乳糖不耐症は牛乳に含まれる乳糖(ラクトース)をグルコースとガラクトースに分解するラクターゼの活性が低下してたり、小腸での分泌不足により、乳糖が消化吸収できず下痢や腹痛を生じる疾患です。大人になるにつれラクターゼの分泌が減少するため、大人になってから発症することもあります。

多くのタンパク質は熱で変性しますが、牛乳アレルギーの最大の原因とされるガゼインは耐熱性です。そのため加熱処理によっても抗原性が低下しないという厄介な面があります。

※卵アレルギーの原因となるタンパク質の1つであるオボアルブミンは加熱により変性し、抗原性が失われます。卵アレルギーでも加熱した卵は食べられる人がいるのはこれが原因です。一方同じく卵に含まれるオボムコイドというタンパク質は熱によっても変性しません。オボムコイドにアレルギー反応を示す人は卵を加熱しても食べられないことになります。

以下のような医薬品が牛乳アレルギーに禁忌になっております。

※過去にはラックビーRは禁忌でしたが、2022年6月に禁忌が外れています。また過去に禁忌であったエンテロノンR散は2023年3月で経過措置が終了しており、耐性乳酸菌「トーワ」も2024年3月に経過措置が終了します。そのため今年の4月以降は全ての乳酸菌製剤が牛乳アレルギーでも使用可能となります。

さて今回の記事の冒頭で説明したイナビル®吸入用粉末について見てみましょう。イナビル®吸入用粉末の添付文書には次のような記載があります。

なおこの記載はリレンザ®にも同様の記載があります。これはどちらも吸入薬であるため、乳糖が含まれています。そして乳糖には夾雑物(不純物のことを指します)として乳タンパクが含まれることがあります。そのためこのような記載がされているわけです。
ではなぜ禁忌になっていないのか?それは実際に含有される乳タンパクは極めて微量であるからです。実際に牛乳アレルギーでもアレルギー反応を生じることは滅多にありません。

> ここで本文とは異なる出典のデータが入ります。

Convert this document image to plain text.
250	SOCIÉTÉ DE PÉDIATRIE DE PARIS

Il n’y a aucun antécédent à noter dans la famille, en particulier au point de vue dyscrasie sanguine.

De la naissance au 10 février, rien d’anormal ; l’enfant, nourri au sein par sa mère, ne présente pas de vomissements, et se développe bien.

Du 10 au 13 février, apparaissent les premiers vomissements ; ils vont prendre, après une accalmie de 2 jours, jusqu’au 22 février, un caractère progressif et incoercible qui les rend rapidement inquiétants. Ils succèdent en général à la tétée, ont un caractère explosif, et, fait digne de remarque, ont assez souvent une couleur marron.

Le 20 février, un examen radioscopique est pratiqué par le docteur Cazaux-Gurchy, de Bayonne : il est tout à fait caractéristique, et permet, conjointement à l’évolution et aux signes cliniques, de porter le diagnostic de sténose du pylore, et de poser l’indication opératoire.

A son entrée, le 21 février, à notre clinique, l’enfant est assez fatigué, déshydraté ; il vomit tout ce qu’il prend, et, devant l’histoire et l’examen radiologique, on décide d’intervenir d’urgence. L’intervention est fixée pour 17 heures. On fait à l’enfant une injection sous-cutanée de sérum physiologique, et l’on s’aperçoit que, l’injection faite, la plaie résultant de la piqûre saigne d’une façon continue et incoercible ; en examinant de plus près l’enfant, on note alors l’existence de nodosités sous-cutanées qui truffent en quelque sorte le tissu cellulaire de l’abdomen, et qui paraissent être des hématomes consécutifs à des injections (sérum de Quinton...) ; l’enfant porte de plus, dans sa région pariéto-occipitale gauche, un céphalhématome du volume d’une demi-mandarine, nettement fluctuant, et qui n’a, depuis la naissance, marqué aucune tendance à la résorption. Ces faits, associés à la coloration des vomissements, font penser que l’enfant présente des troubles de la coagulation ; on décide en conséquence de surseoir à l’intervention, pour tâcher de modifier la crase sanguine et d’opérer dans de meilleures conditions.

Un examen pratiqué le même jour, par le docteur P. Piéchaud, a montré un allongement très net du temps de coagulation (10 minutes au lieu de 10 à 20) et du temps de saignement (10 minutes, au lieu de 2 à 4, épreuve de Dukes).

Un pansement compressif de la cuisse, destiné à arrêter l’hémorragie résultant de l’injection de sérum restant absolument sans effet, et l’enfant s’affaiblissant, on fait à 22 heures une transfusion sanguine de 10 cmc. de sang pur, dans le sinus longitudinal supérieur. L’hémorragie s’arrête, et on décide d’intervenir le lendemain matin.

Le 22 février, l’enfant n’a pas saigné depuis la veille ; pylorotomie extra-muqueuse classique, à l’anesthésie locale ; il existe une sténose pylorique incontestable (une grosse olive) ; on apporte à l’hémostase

しかしごく稀にわずかな量の乳タンパクでもアレルギー反応を起こす人がいます(実際にアナフィラキシーショックを生じた事例がありました)。そのため添付文書に注意事項として記載されているわけです。イメージ的には「慎重投与」くらいに思って良いでしょう。

吸入薬には乳糖が使用されることが多いので、アドエア®やフルタイド®など片っ端から吸入薬の添付文書を調べました。結果ほとんどの吸入薬に乳糖が含まれていますが、牛乳アレルギーに対する記載のあるものはありませんでした。今のところ確認できたのはイナビル®吸入用粉末、リレンザ®だけのようです。
なおイナビルにはイナビル®吸入用粉末の他にイナビル®吸入懸濁用160㎎セットがあります。イナビル®吸入懸濁用160㎎セットはネブライザーを使って吸入するタイプであり、乳糖が含まれていません。そのため牛乳アレルギーでも安心して使えるでしょう。

冒頭で紹介した事例ではタミフル®カプセルに変更になりましたが、他にもゾフルーザ®に変更してもよいですね。これまでは小児に対してゾフルーザ®の使用は推奨されていませんでしたが、2023年11月19日に日本小児科学会が2023/24 シーズンのインフルエンザ治療・予防指針を発表し、12歳以上の小児にゾフルーザ®の使用を推奨に変更しました。そのため処方変更の幅が広がりましたね。


牛乳アレルギーに禁忌の薬は数が少ないので意外と覚えているものですが、今回のように慎重投与レベルだと忘れがちです。イナビル®、リレンザ®以外にも同じような注意事項の書かれた薬があるかもしれません。時間がある時は添付文書を隅々まで読むようにし、気づいたことがあったらまた記事にしたいと思います。